Yayra Agbofah, fondateur du studio de créateurs The Revival, m’emmène faire un tour virtuel sur le marché des vêtements d’occasion de Kantamanto à Accra, au Ghana, en FaceTime.
“Tu achèterais ça ?” dit-il en extirpant d’une montagne de chaussures des sandales en faux cuir déglinguées. Elles sont trouées, les boucles sont cassées et les semelles ont connu des jours meilleurs. Il ramasse un talon aiguille solitaire. “Bon courage pour trouver le deuxième !”
Yayra Agbofah se rend régulièrement dans ce marché en quête de pièces qui pourraient être sauvées de la décharge et transformées en vêtements de mode prisés.

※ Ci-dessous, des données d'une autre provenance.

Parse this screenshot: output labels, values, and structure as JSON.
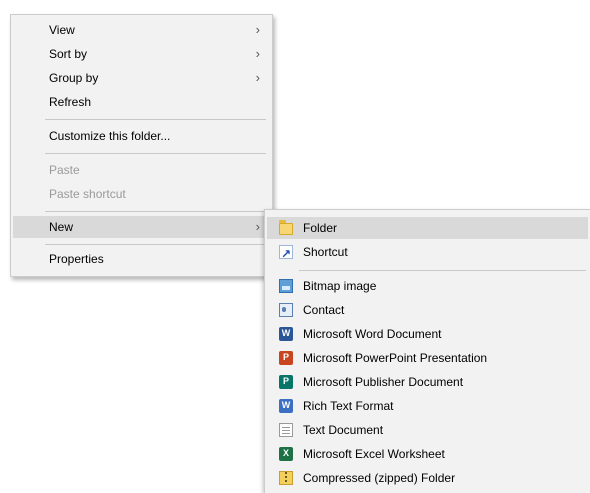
{
  "context_menu": {
    "items": [
      {
        "label": "View",
        "has_submenu": true
      },
      {
        "label": "Sort by",
        "has_submenu": true
      },
      {
        "label": "Group by",
        "has_submenu": true
      },
      {
        "label": "Refresh",
        "has_submenu": false
      },
      {
        "label": "Customize this folder...",
        "has_submenu": false
      },
      {
        "label": "Paste",
        "disabled": true
      },
      {
        "label": "Paste shortcut",
        "disabled": true
      },
      {
        "label": "New",
        "has_submenu": true,
        "highlighted": true
      },
      {
        "label": "Properties",
        "has_submenu": false
      }
    ],
    "submenu_arrow_glyph": "›"
  },
  "new_submenu": {
    "items": [
      {
        "label": "Folder",
        "icon": "folder-icon",
        "highlighted": true
      },
      {
        "label": "Shortcut",
        "icon": "shortcut-icon"
      },
      {
        "label": "Bitmap image",
        "icon": "bitmap-icon"
      },
      {
        "label": "Contact",
        "icon": "contact-icon"
      },
      {
        "label": "Microsoft Word Document",
        "icon": "word-icon",
        "icon_letter": "W"
      },
      {
        "label": "Microsoft PowerPoint Presentation",
        "icon": "powerpoint-icon",
        "icon_letter": "P"
      },
      {
        "label": "Microsoft Publisher Document",
        "icon": "publisher-icon",
        "icon_letter": "P"
      },
      {
        "label": "Rich Text Format",
        "icon": "rich-text-icon",
        "icon_letter": "W"
      },
      {
        "label": "Text Document",
        "icon": "text-document-icon"
      },
      {
        "label": "Microsoft Excel Worksheet",
        "icon": "excel-icon",
        "icon_letter": "X"
      },
      {
        "label": "Compressed (zipped) Folder",
        "icon": "zip-folder-icon"
      }
    ]
  },
  "colors": {
    "menu_background": "#f2f2f2",
    "highlight": "#d9d9d9",
    "disabled_text": "#9a9a9a",
    "separator": "#c8c8c8"
  }
}
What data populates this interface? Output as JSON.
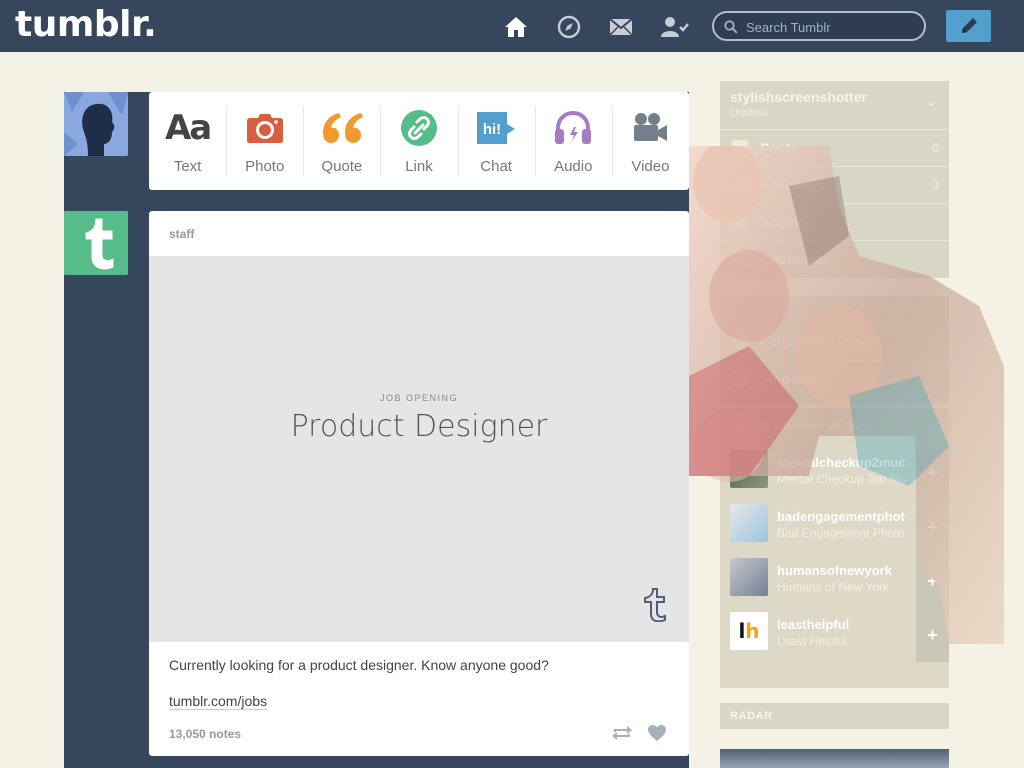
{
  "header": {
    "logo": "tumblr.",
    "search_placeholder": "Search Tumblr",
    "icons": [
      "home-icon",
      "explore-icon",
      "inbox-icon",
      "account-icon"
    ]
  },
  "post_types": [
    {
      "label": "Text",
      "icon": "text-icon",
      "color": "#444444"
    },
    {
      "label": "Photo",
      "icon": "camera-icon",
      "color": "#d95e40"
    },
    {
      "label": "Quote",
      "icon": "quote-icon",
      "color": "#f2992e"
    },
    {
      "label": "Link",
      "icon": "link-icon",
      "color": "#56bc8a"
    },
    {
      "label": "Chat",
      "icon": "chat-icon",
      "color": "#529ecc"
    },
    {
      "label": "Audio",
      "icon": "headphones-icon",
      "color": "#a77dc2"
    },
    {
      "label": "Video",
      "icon": "video-camera-icon",
      "color": "#748089"
    }
  ],
  "post": {
    "user": "staff",
    "eyebrow": "JOB OPENING",
    "title": "Product Designer",
    "caption": "Currently looking for a product designer. Know anyone good?",
    "link": "tumblr.com/jobs",
    "notes": "13,050 notes"
  },
  "sidebar": {
    "blog_name": "stylishscreenshotter",
    "blog_sub": "Untitled",
    "rows": [
      {
        "label": "Posts",
        "count": "0"
      },
      {
        "label": "Followers",
        "count": "3"
      },
      {
        "label": "Activity",
        "count": ""
      },
      {
        "label": "Customize",
        "count": ""
      }
    ],
    "tools": [
      {
        "label": "Following 1 blogs"
      },
      {
        "label": "Find blogs"
      }
    ],
    "recommended_header": "RECOMMENDED BLOGS",
    "recommended": [
      {
        "name": "mentalcheckup2much",
        "desc": "Mental Checkup Too Much"
      },
      {
        "name": "badengagementphotos",
        "desc": "Bad Engagement Photos"
      },
      {
        "name": "humansofnewyork",
        "desc": "Humans of New York"
      },
      {
        "name": "leasthelpful",
        "desc": "Least Helpful"
      }
    ],
    "radar_label": "RADAR"
  },
  "colors": {
    "header_bg": "#36465d",
    "page_bg": "#f4f2e4",
    "compose": "#529ecc",
    "staff_avatar": "#56bc8a"
  }
}
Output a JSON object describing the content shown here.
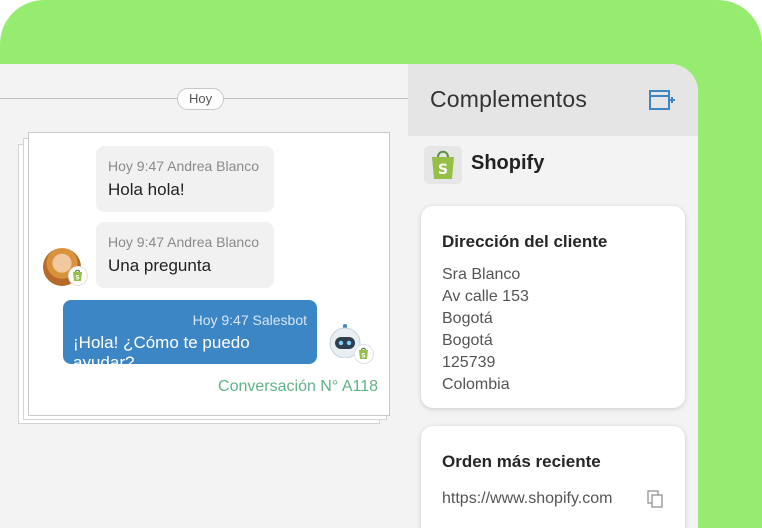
{
  "chat": {
    "date_label": "Hoy",
    "messages": [
      {
        "meta": "Hoy 9:47 Andrea Blanco",
        "text": "Hola hola!"
      },
      {
        "meta": "Hoy 9:47 Andrea Blanco",
        "text": "Una pregunta"
      },
      {
        "meta": "Hoy 9:47 Salesbot",
        "text": "¡Hola! ¿Cómo te puedo ayudar?"
      }
    ],
    "conversation_label": "Conversación N° A118"
  },
  "panel": {
    "title": "Complementos",
    "integration_name": "Shopify",
    "address_card": {
      "title": "Dirección del cliente",
      "lines": [
        "Sra Blanco",
        "Av calle 153",
        "Bogotá",
        "Bogotá",
        "125739",
        "Colombia"
      ]
    },
    "order_card": {
      "title": "Orden más reciente",
      "link": "https://www.shopify.com"
    }
  },
  "colors": {
    "background_green": "#96ec6e",
    "bot_bubble": "#3d86c6",
    "accent_blue": "#3d86c6",
    "conversation_label": "#5fb288",
    "shopify_green": "#95bf47"
  },
  "icons": {
    "add": "add-panel-icon",
    "copy": "copy-icon",
    "shopify": "shopify-bag-icon",
    "bot": "bot-avatar-icon"
  }
}
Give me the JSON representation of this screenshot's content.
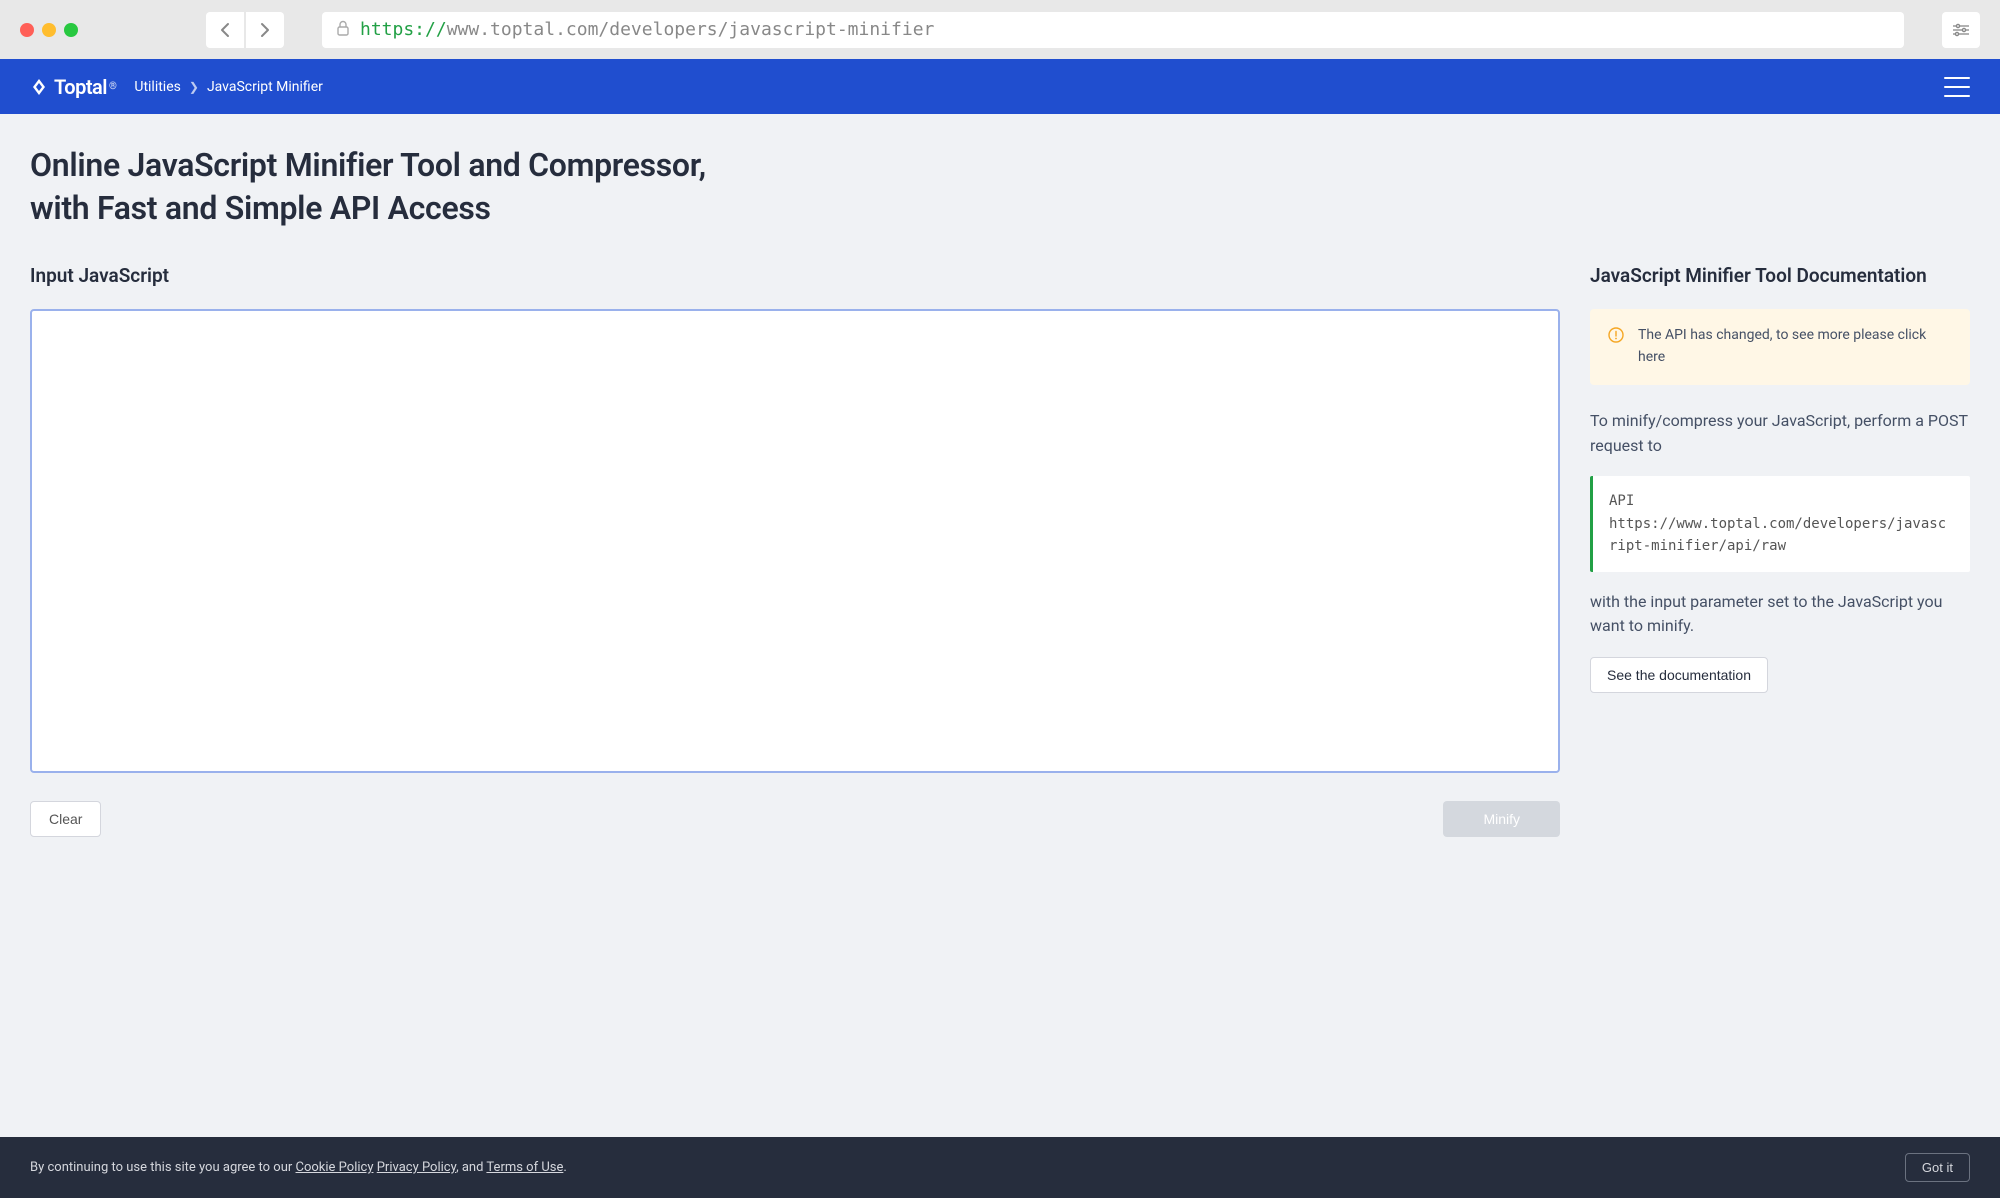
{
  "browser": {
    "url_protocol": "https://",
    "url_rest": "www.toptal.com/developers/javascript-minifier"
  },
  "header": {
    "brand": "Toptal",
    "breadcrumb_parent": "Utilities",
    "breadcrumb_current": "JavaScript Minifier"
  },
  "main": {
    "title": "Online JavaScript Minifier Tool and Compressor, with Fast and Simple API Access",
    "input_label": "Input JavaScript",
    "clear_btn": "Clear",
    "minify_btn": "Minify"
  },
  "doc": {
    "heading": "JavaScript Minifier Tool Documentation",
    "notice": "The API has changed, to see more please click here",
    "p1": "To minify/compress your JavaScript, perform a POST request to",
    "code_label": "API",
    "code_url": "https://www.toptal.com/developers/javascript-minifier/api/raw",
    "p2": "with the input parameter set to the JavaScript you want to minify.",
    "doc_btn": "See the documentation"
  },
  "cookie": {
    "prefix": "By continuing to use this site you agree to our ",
    "cookie_policy": "Cookie Policy",
    "privacy_policy": "Privacy Policy",
    "and": ", and ",
    "terms": "Terms of Use",
    "dot": ".",
    "got_it": "Got it"
  }
}
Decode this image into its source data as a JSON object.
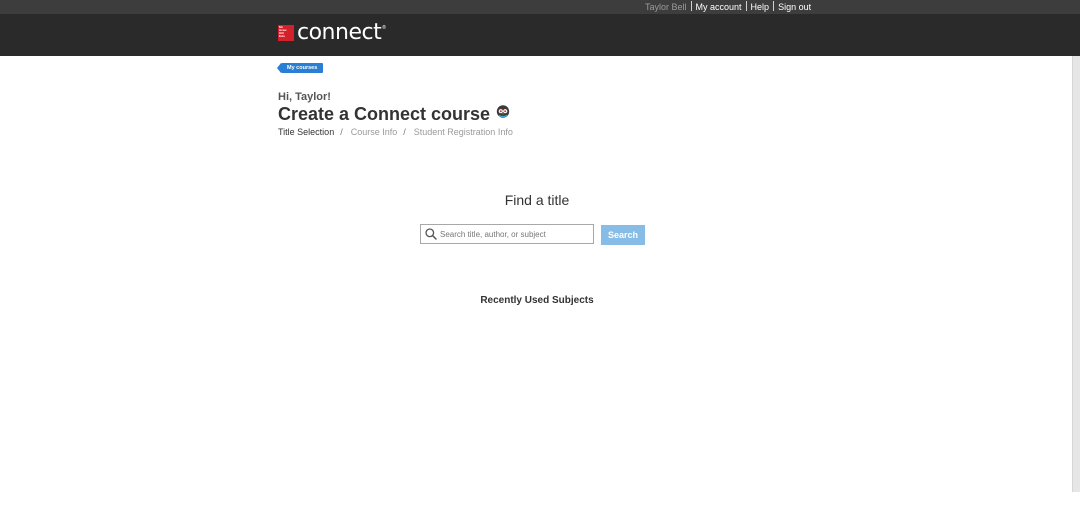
{
  "header": {
    "user_name": "Taylor Bell",
    "links": [
      "My account",
      "Help",
      "Sign out"
    ],
    "logo_text": "connect",
    "logo_badge": "Mc Graw Hill Education"
  },
  "nav": {
    "back_label": "My courses"
  },
  "page": {
    "greeting": "Hi, Taylor!",
    "title": "Create a Connect course",
    "mascot_icon": "owl-icon",
    "breadcrumb": [
      "Title Selection",
      "Course Info",
      "Student Registration Info"
    ]
  },
  "search": {
    "heading": "Find a title",
    "placeholder": "Search title, author, or subject",
    "value": "",
    "button_label": "Search",
    "button_color": "#86bce6"
  },
  "recent": {
    "heading": "Recently Used Subjects"
  },
  "colors": {
    "header_bg": "#2a2a2a",
    "topbar_bg": "#3d3d3d",
    "accent": "#2a7fd4",
    "logo_red": "#d4202a"
  }
}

Pendant une dizaine de minutes, il se fraie un chemin parmi les allées jonchées de fripes, parfois jusque dans le caniveau, et les vendeurs qui déballent à l’infini leurs marchandises. Au Ghana, on appelle celles-ci obroni wawu, “vêtements d’hommes blancs morts”.
“La plupart finiront probablement à la décharge en fin de journée”, dit Yayra Agbofah. Selon la Fondation Or, une ONG ghanéenne, c’est le cas d’environ 40 % de ces marchandises.
La seconde main occidentale finit à la benne africaine
L’importation de lots de fripes au Ghana, au Kenya ou en Ouganda ne date pas d’hier. C’est un commerce qui fait du tort aux nombreuses industries textiles locales depuis des dizaines d’années. Chaque pays a son histoire, mais la chaîne d’approvisionnement est généralement la même : des vêtements d’occasion, achetés ou donnés, en provenance de pays comme le Royaume-Uni, les États-Unis et la Chine, sont vendus à des spécialistes de l’import-export qui les revendent ensuite aux commerçants sur des marchés comme Kantamanto. C’est un commerce juteux qui emploie des milliers de personnes et où chaque intermédiaire se taille une part du gâteau. En 2021, 211 millions de dollars [192 millions d’euros] de vêtements de seconde main ont été importés au Ghana.
Pourtant, avec le développement de la fast fashion, la qualité et la quantité des vêtements se sont détériorées. Au Ghana, certains échouent sur les plages, engendrant une pollution certaine. “Le Nord globalisé a trouvé un système pour se débarrasser de ses déchets textiles et nous les refiler”, déplore le designer ougandais Bobby Kolade. Alors que de nombreux consommateurs aiment croire que les vêtements qu’ils déposent dans les bennes de collecte sont destinés à des associations.